The average 30-year fixed-rate mortgage jumped 15 BPS to 4.61 percent in Freddie Mac’s Primary Mortgage Market Survey for the week ended Thursday. The 30-year, which was 4.81 percent a year ago, is expected to average just 4.5 percent in the first quarter of next year.

“After Europe made strides in its debt situation, investors left the security of U.S. Treasury debt causing bond yields to rise and mortgage rates along with them,” Freddie’s chief economist, Frank Nothaft, explained of this week’s activity in the report.

Market data from the Treasury Department indicate that the yield on the benchmark 10-year Treasury closed today at 3.23 percent, jumping 22 BPS from last Thursday’s close. The activity suggests rates might be a little higher in next week’s reports.

Mortgage rates will be higher next week based on an overwhelming majority of panelists surveyed by Bankrate.com for the week Dec. 9 to Dec. 15. A decline of at least 3 BPS was forecasted by 13 percent, and just 7 percent expected no change.

The spread between the jumbo 30-year fixed-rate mortgage and the conforming 30-year fell to 75 BPS in the Mortech-Mortgage Daily Mortgage Market Index report for the week ended Dec. 9 from 82 BPS a week ago.

Freddie reported that the average 15-year fixed-rate mortgage rose to 3.96 percent from 3.81 percent last week.

Also higher was the five-year Treasury-indexed adjustable-rate mortgage, which Freddie said averaged 3.60 percent versus 3.49 percent seven days earlier.

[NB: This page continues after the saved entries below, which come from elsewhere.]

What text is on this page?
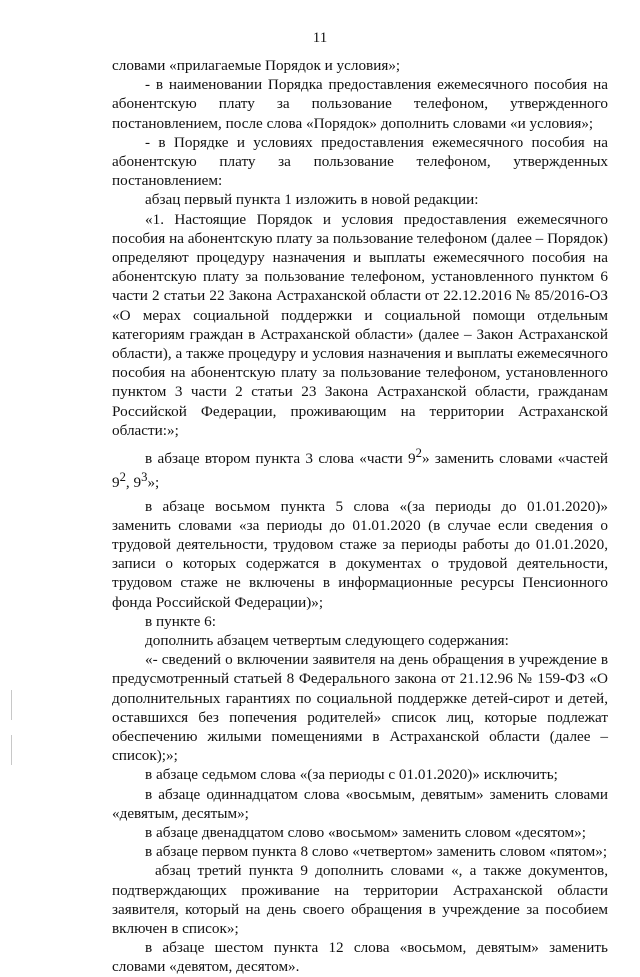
11

словами «прилагаемые Порядок и условия»;

- в наименовании Порядка предоставления ежемесячного пособия на абонентскую плату за пользование телефоном, утвержденного постановлением, после слова «Порядок» дополнить словами «и условия»;

- в Порядке и условиях предоставления ежемесячного пособия на абонентскую плату за пользование телефоном, утвержденных постановлением:

абзац первый пункта 1 изложить в новой редакции:

«1. Настоящие Порядок и условия предоставления ежемесячного пособия на абонентскую плату за пользование телефоном (далее – Порядок) определяют процедуру назначения и выплаты ежемесячного пособия на абонентскую плату за пользование телефоном, установленного пунктом 6 части 2 статьи 22 Закона Астраханской области от 22.12.2016 № 85/2016-ОЗ «О мерах социальной поддержки и социальной помощи отдельным категориям граждан в Астраханской области» (далее – Закон Астраханской области), а также процедуру и условия назначения и выплаты ежемесячного пособия на абонентскую плату за пользование телефоном, установленного пунктом 3 части 2 статьи 23 Закона Астраханской области, гражданам Российской Федерации, проживающим на территории Астраханской области:»;

в абзаце втором пункта 3 слова «части $9^2$» заменить словами «частей $9^2$, $9^3$»;

в абзаце восьмом пункта 5 слова «(за периоды до 01.01.2020)» заменить словами «за периоды до 01.01.2020 (в случае если сведения о трудовой деятельности, трудовом стаже за периоды работы до 01.01.2020, записи о которых содержатся в документах о трудовой деятельности, трудовом стаже не включены в информационные ресурсы Пенсионного фонда Российской Федерации)»;

в пункте 6:

дополнить абзацем четвертым следующего содержания:

«- сведений о включении заявителя на день обращения в учреждение в предусмотренный статьей 8 Федерального закона от 21.12.96 № 159-ФЗ «О дополнительных гарантиях по социальной поддержке детей-сирот и детей, оставшихся без попечения родителей» список лиц, которые подлежат обеспечению жилыми помещениями в Астраханской области (далее – список);»;

в абзаце седьмом слова «(за периоды с 01.01.2020)» исключить;

в абзаце одиннадцатом слова «восьмым, девятым» заменить словами «девятым, десятым»;

в абзаце двенадцатом слово «восьмом» заменить словом «десятом»;

в абзаце первом пункта 8 слово «четвертом» заменить словом «пятом»;

абзац третий пункта 9 дополнить словами «, а также документов, подтверждающих проживание на территории Астраханской области заявителя, который на день своего обращения в учреждение за пособием включен в список»;

в абзаце шестом пункта 12 слова «восьмом, девятым» заменить словами «девятом, десятом».
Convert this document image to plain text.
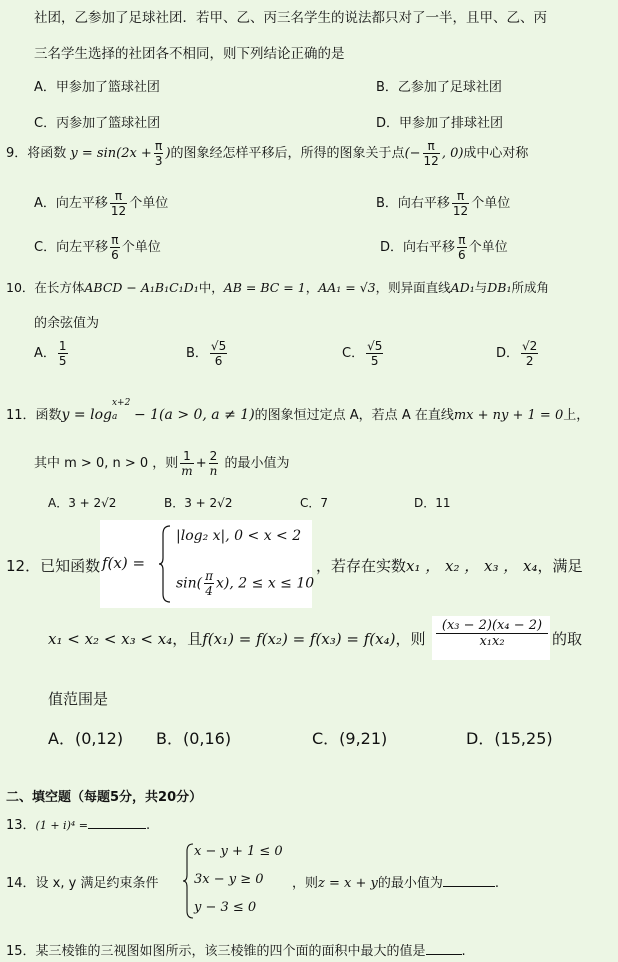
社团，乙参加了足球社团．若甲、乙、丙三名学生的说法都只对了一半，且甲、乙、丙
三名学生选择的社团各不相同，则下列结论正确的是
A．甲参加了篮球社团	B．乙参加了足球社团
C．丙参加了篮球社团	D．甲参加了排球社团
9．将函数 $y = \sin(2x + \frac{\pi}{3}$ )的图象经怎样平移后，所得的图象关于点(− $\frac{\pi}{12}$ , 0)成中心对称
A．向左平移 $\frac{\pi}{12}$ 个单位	B．向右平移 $\frac{\pi}{12}$ 个单位
C．向左平移 $\frac{\pi}{6}$ 个单位	D．向右平移 $\frac{\pi}{6}$ 个单位
10．在长方体ABCD − A₁B₁C₁D₁中，AB = BC = 1，AA₁ = √3，则异面直线AD₁与DB₁所成角
的余弦值为
A． $\frac{1}{5}$	B． $\frac{√5}{6}$	C． $\frac{√5}{5}$	D． $\frac{√2}{2}$
11．函数y = log
x+2
a − 1(a > 0, a ≠ 1)的图象恒过定点 A，若点 A 在直线mx + ny + 1 = 0上，
其中 m > 0, n > 0 ，则 $\frac{1}{m} + \frac{2}{n}$ 的最小值为
A．3 + 2√2	B．3 + 2√2	C．7	D．11
12．已知函数 f(x) =
|log₂ x|, 0 < x < 2
$\sin( \frac{\pi}{4} x)$, 2 ≤ x ≤ 10
，若存在实数x₁ ， x₂ ， x₃ ， x₄，满足
x₁ < x₂ < x₃ < x₄，且f(x₁) = f(x₂) = f(x₃) = f(x₄)，则 $\frac{\text{(x₃ − 2)(x₄ − 2)}}{\text{x₁x₂}}$ 的取
值范围是
A．(0,12) B．(0,16)	C．(9,21)	D．(15,25)
二、填空题（每题5分，共20分）
13．(1 + i)⁴ =	.
14．设 x, y 满足约束条件
x − y + 1 ≤ 0
3x − y ≥ 0
y − 3 ≤ 0
，则z = x + y的最小值为	.
15．某三棱锥的三视图如图所示，该三棱锥的四个面的面积中最大的值是	.
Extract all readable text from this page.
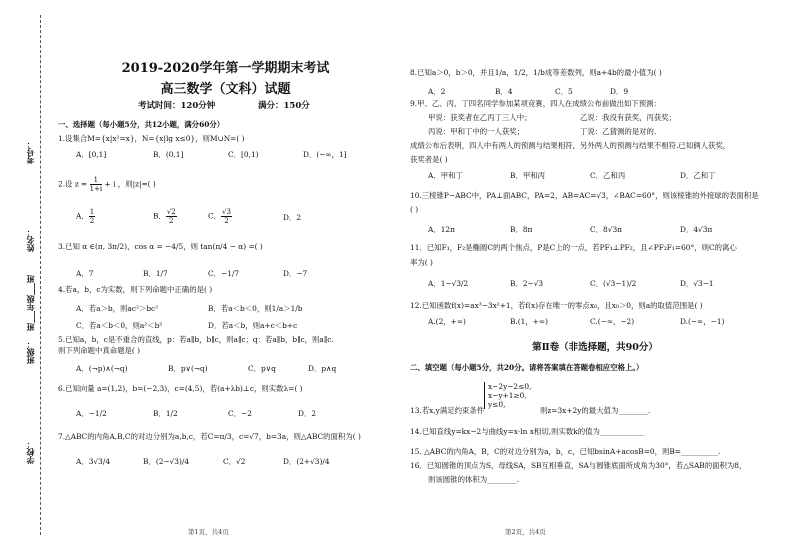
考号：
姓名：
班___年级___班
班级：
学校：
2019-2020学年第一学期期末考试
高三数学（文科）试题
考试时间：120分钟	满分：150分
一、选择题（每小题5分，共12小题，满分60分）
1.设集合M={x|x²=x}，N={x|lg x≤0}，则M∪N=( )
A．[0,1]	B．(0,1]	C．[0,1)	D．(−∞，1]
2.设 $z = \frac{1}{1+i} + i$ ，则|z|=( )
A． $\frac{1}{2}$	B． $\frac{√2}{2}$	C． $\frac{√3}{2}$	D．2
3.已知 α ∈(π, 3π/2)，cos α = −4/5，则 tan(π/4 − α) =( )
A．7	B．1/7	C．−1/7	D．−7
4.若a，b，c为实数，则下列命题中正确的是( )
A．若a＞b，则ac²＞bc²	B．若a＜b＜0，则1/a＞1/b
C．若a＜b＜0，则a²＜b²	D．若a＜b，则a+c＜b+c
5.已知a，b，c是不重合的直线，p：若a∥b，b∥c，则a∥c；q：若a∥b，b∥c，则a∥c.
则下列命题中真命题是( )
A．(¬p)∧(¬q)	B．p∨(¬q)	C．p∨q	D．p∧q
6.已知向量 a=(1,2)，b=(−2,3)，c=(4,5)，若(a+λb)⊥c，则实数λ=( )
A．−1/2	B．1/2	C．−2	D．2
7.△ABC的内角A,B,C的对边分别为a,b,c，若C=π/3，c=√7，b=3a，则△ABC的面积为( )
A．3√3/4	B．(2−√3)/4	C．√2	D．(2+√3)/4
第1页，共4页
8.已知a＞0，b＞0，并且1/a，1/2，1/b成等差数列，则a+4b的最小值为( )
A．2	B．4	C．5	D．9
9.甲、乙、丙、丁四名同学参加某项竞赛，四人在成绩公布前做出如下预测：
甲说：获奖者在乙丙丁三人中；	乙说：我没有获奖，丙获奖；
丙说：甲和丁中的一人获奖；	丁说：乙猜测的是对的.
成绩公布后表明，四人中有两人的预测与结果相符，另外两人的预测与结果不相符.已知俩人获奖，
获奖者是( )
A．甲和丁	B．甲和丙	C．乙和丙	D．乙和丁
10.三棱锥P−ABC中，PA⊥面ABC，PA=2，AB=AC=√3，∠BAC=60°，则该棱锥的外接球的表面积是
( )
A．12π	B．8π	C．8√3π	D．4√3π
11．已知F₁，F₂是椭圆C的两个焦点，P是C上的一点，若PF₁⊥PF₂，且∠PF₂F₁=60°，则C的离心
率为( )
A．1−√3/2	B．2−√3	C．(√3−1)/2	D．√3−1
12.已知函数f(x)=ax³−3x²+1，若f(x)存在唯一的零点x₀，且x₀＞0，则a的取值范围是( )
A.(2，+∞)	B.(1，+∞)	C.(−∞，−2)	D.(−∞，−1)
第Ⅱ卷（非选择题，共90分）
二、填空题（每小题5分，共20分。请将答案填在答题卷相应空格上。）
13.若x,y满足约束条件
x−2y−2≤0,
x−y+1≥0,
y≤0,
则z=3x+2y的最大值为________.
14.已知直线y=kx−2与曲线y=x·ln x相切,则实数k的值为____________
15. △ABC的内角A，B，C的对边分别为a，b，c，已知bsinA+acosB=0，则B=__________.
16．已知圆锥的顶点为S，母线SA，SB互相垂直，SA与圆锥底面所成角为30°，若△SAB的面积为8，
则该圆锥的体积为________.
第2页，共4页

The one-year Treasury-indexed ARM, meanwhile, rose 2 BPS from last week to average 3.27 percent in Freddie’s weekly report. Freddie has the one-year ARM at 3.4 percent during the first three months of next year. The ARM’s index, the yield on the one-year Treasury, climbed to 0.30 percent Thursday from 0.29 percent a week earlier.

Subprime borrowers whose ARM index is the six-month London Interbank Offered Rate were not disappointed this week as the LIBOR was unmoved from a week earlier at 0.46 percent Wednesday, according to data reported by Bankrate.com.

Borrowers chose ARMs on 5.6 percent of the applications tracked in the Mortgage Bankers Association’s Weekly Mortgage Applications Survey for the week ended Dec. 3, lower than 5.7 percent the previous week.

Based on closed loans, Freddie has ARMs accounting for 6 percent of fourth-quarter volume then climbing to 10 percent by the end of next year.

New mortgage activity was up 38 percent based on the Mortgage Market Index, which climbed to 260 from 188 last Thursday. The increase reflects a surge of originators rushing to price loans as rates climbed.

Refinance share was 56 percent in the latest Mortech-Mortgage Daily report, higher than half last week. The rate-term share was 40 percent, and the cashout share was 16 percent.

Freddie predicts that the refinance share of applications will fall from 77 percent this quarter to 65 in the first-quarter 2011. By the end of next year, the ratio is expected to plummet to just over a third.